Social engagement: YouTube tapped into social in a way no platform had. Easy commenting, embeds, and responses let communities form around videos. I loved shouting out other creators and having real back-and-forth with viewers.

These factors helped YouTube completely dominate after 2006. Early competitors stood no chance once YouTube got mainstream traction and Google bought them for $1.6 billion the next year. Streisand effect to the extreme!

Here‘s a glimpse at how viewership and market share shook out across platforms:

YearYouTube ViewsClosest Competitor
2006100 millionGoogle Video – not reported
20071+ billionGoogle Video – 100 million
20102+ billionDailymotion – 1+ billion
20131+ trillionDailymotion – 2.5+ billion

And for creators specifically, YouTube rapidly became the essential platform for building an audience:

YearYouTube ChannelsClosest Competitor
2007Tens of thousandsBlip – Not reported
2010Hundreds of thousandsVimeo – Not reported
2013MillionsVimeo – 15+ million

Sure, competitors like Vimeo and Dailymotion popped up hoping to siphon off some of YouTube‘s traction. And streaming platforms like Netflix and Hulu found niche markets around premium movies and shows.
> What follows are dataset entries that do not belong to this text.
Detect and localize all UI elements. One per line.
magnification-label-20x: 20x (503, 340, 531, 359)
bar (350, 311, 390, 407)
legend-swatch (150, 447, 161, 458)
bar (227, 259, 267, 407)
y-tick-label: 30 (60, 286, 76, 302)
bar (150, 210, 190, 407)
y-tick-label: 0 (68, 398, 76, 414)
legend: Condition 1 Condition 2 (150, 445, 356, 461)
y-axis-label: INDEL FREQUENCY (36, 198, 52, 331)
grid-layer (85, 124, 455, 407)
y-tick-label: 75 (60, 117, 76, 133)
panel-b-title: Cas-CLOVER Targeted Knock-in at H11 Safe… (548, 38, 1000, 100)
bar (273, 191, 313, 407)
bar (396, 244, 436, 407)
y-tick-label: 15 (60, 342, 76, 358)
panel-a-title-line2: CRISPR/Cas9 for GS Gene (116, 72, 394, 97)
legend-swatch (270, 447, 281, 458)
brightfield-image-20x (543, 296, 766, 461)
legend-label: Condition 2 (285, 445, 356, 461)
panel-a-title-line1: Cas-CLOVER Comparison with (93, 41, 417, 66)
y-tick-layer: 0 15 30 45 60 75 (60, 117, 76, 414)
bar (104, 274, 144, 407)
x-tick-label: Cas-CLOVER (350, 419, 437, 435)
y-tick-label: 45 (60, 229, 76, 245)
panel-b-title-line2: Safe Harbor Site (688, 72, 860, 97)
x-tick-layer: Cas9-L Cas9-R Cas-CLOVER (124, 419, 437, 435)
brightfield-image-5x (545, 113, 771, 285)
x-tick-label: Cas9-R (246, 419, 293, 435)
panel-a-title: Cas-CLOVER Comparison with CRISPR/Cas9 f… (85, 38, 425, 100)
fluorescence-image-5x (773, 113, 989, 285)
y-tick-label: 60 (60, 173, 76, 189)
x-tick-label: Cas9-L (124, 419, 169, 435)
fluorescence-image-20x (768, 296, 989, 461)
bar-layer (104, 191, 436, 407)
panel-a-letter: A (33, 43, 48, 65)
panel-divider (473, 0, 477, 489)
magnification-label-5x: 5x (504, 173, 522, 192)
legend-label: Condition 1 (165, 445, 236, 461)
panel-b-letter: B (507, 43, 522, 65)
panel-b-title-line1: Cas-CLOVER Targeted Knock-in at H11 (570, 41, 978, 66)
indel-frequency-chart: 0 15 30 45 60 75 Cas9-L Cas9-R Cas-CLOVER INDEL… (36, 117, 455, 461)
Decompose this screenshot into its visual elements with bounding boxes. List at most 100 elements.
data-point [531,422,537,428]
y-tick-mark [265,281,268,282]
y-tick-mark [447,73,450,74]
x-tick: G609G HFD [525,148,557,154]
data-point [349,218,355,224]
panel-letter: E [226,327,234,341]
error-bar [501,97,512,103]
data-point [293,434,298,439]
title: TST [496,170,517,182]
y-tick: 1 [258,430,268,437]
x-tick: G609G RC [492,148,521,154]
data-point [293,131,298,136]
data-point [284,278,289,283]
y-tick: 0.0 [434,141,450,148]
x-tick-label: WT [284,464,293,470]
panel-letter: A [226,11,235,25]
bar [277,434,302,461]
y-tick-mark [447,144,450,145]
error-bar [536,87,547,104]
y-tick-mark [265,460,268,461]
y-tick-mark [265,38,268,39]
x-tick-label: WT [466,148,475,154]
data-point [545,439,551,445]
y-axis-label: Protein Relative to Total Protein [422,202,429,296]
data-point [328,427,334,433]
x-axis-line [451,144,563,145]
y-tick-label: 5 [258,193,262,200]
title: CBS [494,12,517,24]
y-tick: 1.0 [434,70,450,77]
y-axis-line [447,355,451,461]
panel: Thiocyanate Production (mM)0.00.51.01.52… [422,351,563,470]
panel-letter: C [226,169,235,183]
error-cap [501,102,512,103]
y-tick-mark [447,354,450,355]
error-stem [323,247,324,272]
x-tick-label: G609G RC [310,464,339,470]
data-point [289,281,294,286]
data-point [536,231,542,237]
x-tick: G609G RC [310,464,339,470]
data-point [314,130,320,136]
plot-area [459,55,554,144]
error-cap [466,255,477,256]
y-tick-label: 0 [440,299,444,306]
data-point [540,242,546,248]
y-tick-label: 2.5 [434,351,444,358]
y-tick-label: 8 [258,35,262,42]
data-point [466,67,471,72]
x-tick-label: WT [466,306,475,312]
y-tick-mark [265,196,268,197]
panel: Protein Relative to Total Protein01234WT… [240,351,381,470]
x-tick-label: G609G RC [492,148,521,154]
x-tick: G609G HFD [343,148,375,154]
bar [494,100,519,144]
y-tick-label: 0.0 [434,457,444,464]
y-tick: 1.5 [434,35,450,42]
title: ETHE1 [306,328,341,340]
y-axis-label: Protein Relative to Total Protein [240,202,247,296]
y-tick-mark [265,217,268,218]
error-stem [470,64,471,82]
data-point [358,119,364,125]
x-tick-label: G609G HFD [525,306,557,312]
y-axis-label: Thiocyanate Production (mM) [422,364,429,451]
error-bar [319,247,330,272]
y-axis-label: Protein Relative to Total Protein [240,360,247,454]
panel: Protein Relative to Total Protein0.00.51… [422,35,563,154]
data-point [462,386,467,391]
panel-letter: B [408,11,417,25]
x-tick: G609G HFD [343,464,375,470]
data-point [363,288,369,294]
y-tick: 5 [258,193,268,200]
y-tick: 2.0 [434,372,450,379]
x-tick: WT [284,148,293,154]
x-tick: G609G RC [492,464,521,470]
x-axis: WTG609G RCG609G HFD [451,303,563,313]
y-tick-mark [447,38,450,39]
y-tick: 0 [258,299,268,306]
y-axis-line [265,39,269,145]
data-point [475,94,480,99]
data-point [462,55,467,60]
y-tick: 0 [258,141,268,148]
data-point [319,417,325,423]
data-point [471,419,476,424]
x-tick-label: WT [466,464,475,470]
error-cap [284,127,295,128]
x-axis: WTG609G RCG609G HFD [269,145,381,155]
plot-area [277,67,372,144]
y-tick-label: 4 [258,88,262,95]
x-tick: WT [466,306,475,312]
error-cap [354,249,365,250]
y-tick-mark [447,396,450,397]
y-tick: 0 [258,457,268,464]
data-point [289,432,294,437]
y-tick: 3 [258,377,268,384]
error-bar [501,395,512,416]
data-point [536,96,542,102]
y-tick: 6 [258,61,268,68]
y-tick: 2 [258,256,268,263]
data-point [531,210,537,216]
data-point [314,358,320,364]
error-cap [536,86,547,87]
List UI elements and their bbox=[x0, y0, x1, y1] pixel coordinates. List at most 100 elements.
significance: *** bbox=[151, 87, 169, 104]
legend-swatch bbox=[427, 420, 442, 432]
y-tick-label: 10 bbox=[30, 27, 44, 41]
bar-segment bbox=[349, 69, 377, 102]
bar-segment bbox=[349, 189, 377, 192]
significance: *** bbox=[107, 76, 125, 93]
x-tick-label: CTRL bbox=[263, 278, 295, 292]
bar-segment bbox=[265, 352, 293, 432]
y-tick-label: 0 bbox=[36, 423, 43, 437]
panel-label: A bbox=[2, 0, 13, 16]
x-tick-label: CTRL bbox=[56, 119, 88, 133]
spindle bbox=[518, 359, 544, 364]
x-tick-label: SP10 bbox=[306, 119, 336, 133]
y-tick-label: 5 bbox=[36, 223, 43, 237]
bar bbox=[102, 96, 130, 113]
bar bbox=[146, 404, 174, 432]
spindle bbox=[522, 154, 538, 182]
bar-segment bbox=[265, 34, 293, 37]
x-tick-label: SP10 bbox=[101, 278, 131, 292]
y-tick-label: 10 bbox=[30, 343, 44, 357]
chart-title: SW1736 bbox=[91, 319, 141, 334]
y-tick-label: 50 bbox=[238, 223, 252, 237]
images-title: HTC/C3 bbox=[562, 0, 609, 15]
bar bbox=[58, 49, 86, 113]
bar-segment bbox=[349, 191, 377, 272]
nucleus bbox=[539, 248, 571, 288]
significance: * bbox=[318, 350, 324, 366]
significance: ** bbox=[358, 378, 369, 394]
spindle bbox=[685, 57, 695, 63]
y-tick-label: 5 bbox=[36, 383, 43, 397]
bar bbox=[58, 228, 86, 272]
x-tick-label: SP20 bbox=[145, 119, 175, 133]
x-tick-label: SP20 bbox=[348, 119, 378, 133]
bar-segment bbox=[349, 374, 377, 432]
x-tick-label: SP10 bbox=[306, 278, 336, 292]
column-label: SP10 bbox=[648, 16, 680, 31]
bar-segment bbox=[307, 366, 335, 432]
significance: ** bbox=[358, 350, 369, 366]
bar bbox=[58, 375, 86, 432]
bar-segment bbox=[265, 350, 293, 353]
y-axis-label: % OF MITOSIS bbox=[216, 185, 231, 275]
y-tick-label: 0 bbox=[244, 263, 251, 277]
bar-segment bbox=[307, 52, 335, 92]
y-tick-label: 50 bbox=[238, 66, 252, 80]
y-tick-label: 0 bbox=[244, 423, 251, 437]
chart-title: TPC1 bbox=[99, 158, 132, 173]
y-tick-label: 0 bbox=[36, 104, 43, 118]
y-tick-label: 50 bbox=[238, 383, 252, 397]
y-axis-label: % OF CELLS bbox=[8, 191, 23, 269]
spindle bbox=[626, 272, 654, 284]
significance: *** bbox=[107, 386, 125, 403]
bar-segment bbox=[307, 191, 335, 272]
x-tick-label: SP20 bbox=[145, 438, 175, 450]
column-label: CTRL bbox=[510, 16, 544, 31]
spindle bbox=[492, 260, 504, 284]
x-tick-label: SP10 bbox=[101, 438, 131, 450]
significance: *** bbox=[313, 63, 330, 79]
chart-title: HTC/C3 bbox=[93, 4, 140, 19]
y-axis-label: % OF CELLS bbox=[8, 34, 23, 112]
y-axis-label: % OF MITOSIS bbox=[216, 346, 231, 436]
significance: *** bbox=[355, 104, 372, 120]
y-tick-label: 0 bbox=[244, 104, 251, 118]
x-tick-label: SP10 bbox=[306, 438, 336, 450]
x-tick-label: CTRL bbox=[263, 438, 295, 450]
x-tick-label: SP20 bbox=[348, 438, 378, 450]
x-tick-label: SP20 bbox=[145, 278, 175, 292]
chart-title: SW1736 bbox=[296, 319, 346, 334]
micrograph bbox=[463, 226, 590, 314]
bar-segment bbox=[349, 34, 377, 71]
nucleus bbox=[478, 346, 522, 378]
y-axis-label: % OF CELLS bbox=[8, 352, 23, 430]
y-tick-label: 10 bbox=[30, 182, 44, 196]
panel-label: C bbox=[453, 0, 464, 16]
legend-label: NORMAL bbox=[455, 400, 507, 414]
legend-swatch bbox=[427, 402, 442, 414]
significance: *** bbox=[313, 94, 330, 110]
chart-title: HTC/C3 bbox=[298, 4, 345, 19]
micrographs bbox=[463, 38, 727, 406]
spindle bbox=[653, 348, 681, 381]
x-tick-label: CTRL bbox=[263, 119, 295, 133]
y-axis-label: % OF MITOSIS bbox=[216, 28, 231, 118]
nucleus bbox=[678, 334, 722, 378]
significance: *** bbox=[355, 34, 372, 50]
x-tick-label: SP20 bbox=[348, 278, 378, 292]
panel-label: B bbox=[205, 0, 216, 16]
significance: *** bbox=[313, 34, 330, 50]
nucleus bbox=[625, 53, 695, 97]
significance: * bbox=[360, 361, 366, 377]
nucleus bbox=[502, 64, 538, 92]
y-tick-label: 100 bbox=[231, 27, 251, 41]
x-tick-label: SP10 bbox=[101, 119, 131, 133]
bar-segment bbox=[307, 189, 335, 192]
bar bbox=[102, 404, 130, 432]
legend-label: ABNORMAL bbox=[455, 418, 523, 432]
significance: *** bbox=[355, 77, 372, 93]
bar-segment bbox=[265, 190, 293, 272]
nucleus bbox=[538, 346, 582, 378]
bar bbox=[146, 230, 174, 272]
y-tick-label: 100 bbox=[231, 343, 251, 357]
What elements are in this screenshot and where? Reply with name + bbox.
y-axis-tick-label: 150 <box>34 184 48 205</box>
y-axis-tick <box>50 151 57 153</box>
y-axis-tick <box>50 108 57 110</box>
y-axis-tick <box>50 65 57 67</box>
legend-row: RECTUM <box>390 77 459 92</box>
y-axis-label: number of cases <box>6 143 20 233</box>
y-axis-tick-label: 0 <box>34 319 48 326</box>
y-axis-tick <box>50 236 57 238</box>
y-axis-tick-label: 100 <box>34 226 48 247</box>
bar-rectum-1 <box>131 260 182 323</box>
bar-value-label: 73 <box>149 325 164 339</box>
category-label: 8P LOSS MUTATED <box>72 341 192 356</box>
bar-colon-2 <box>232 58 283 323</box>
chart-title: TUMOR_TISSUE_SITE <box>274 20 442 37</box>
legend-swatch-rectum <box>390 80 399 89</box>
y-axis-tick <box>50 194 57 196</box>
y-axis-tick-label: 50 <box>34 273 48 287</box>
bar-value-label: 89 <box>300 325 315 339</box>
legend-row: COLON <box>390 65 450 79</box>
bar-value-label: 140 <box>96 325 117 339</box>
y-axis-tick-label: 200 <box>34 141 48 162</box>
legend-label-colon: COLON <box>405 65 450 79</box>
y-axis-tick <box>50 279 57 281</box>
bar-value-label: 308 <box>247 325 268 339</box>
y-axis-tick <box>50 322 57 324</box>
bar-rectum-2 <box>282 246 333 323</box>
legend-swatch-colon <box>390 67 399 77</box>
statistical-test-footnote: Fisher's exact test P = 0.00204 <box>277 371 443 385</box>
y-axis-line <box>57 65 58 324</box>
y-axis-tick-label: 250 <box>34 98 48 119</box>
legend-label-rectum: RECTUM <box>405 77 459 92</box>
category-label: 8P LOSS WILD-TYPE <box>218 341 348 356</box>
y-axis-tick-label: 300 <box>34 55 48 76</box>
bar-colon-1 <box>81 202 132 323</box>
But 15 years later, nothing touches YouTube‘s ubiquity and sheer amount of video content: Over 30 million channels and 500 hours of fresh footage uploaded every minute! And for me as both a creator and viewer, I still haven‘t found a platform that rivals the vibrant community fostered on YouTube since its meteoric rise.

So for those of us creators who joined in the wild early days without much choice in video platforms, the YouTube revolution was the big bang moment that changed everything. Practically overnight we could find viewers, get feedback, and have real back-and-forth at a scale never imagined. Now that‘s what I call disruption – ain‘t technology grand?